Review: Eden Summer by Liz Flanagan


Goodreads summary:

It starts like any other day for Jess – get up, draw on eyeliner, cover up tattoos and head to school. But soon it’s clear this is no ordinary day, because Jess’s best friend, Eden, isn’t at school . . . she’s gone missing.

Jess knows she must do everything in her power to find Eden before the unthinkable happens.

So Jess decides to retrace the summer she and Eden have just spent together. But looking back means digging up all their buried secrets, and she starts to question everything she thought Eden’s summer had been about …

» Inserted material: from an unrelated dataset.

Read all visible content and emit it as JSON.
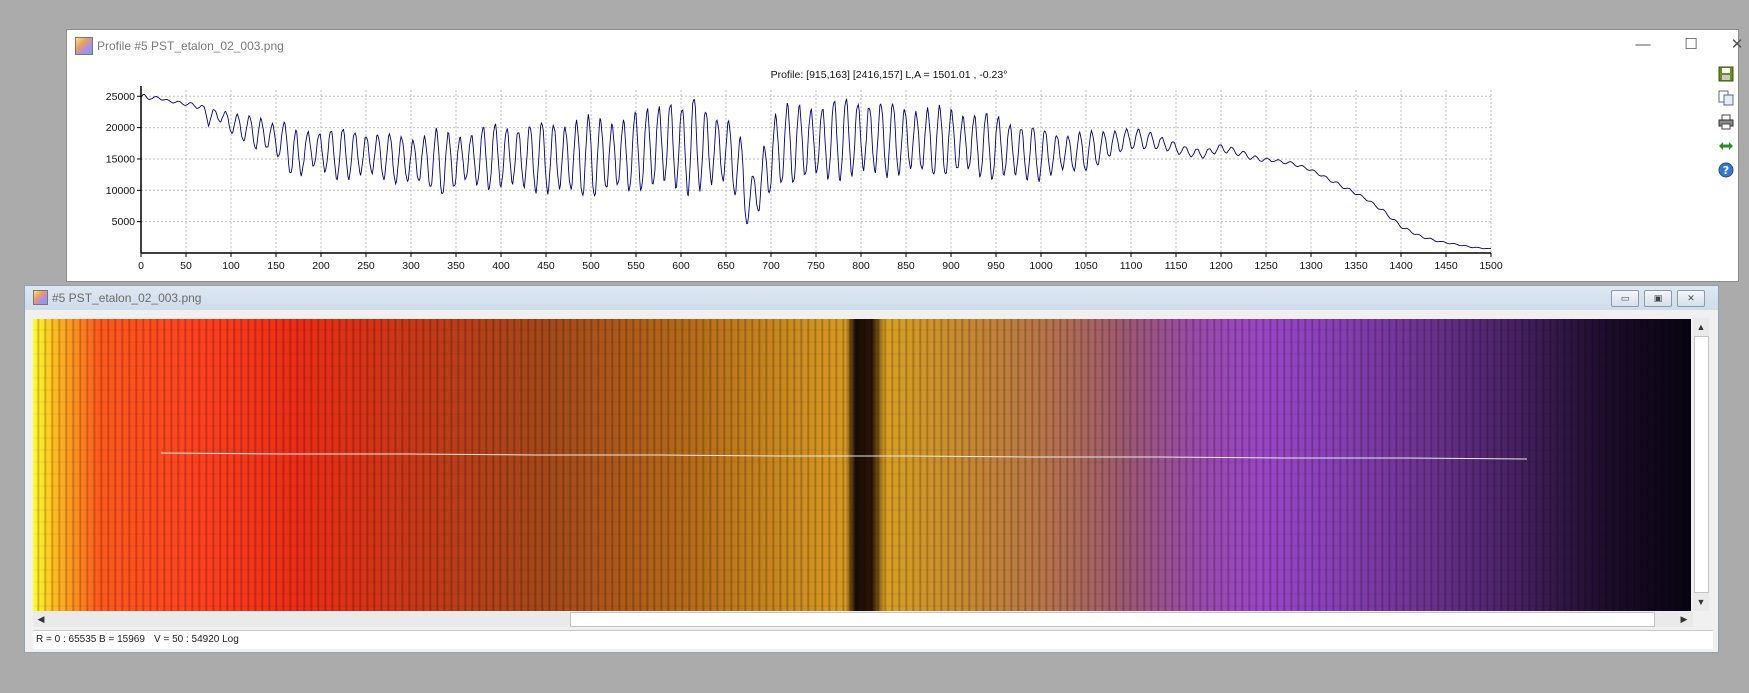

A tense and thrilling journey through friendship, loss, betrayal and self discovery.

Review:

The thing that I really love about this book is the fact that no-one gets left behind. This novel follows two girls, Jess and Eden, both healing from traumatic experiences. And while they both try to deal with their problems alone, when Eden goes missing they both discover that strength comes from friendship and support. You don’t have to do all the work by yourself.

Eden Summer is set in the north of England, which is unusual enough to note in YA novels. And so much of this novel is embedded in the landscape of the hills, the woods, the waterfall. Jess inhabits her world comfortably, and yet because of her dyed hair and her lesbian mum, she is something of an outcast among her peers. Eden by contrast seems to be incredibly social and extroverted, but she struggles to make real connections after the death of her sister. So while Jess learns to stretch out and trust people again, Eden learns to depend on her friends.

But when Eden goes missing, there’s almost a sense of betrayal – Jess runs up on the hills all the time, but no matter how much she searches she can’t find her friend in the places they know. Eden’s the one who connects her friends together, and without her they feel adrift. Secrets will have to come into the light before these young people recover their balance and trust each other with their pain – and together, begin to heal.

Representation:

Jess’ mum is a lesbian and has a girlfriend. There’s also a local lesbian bar.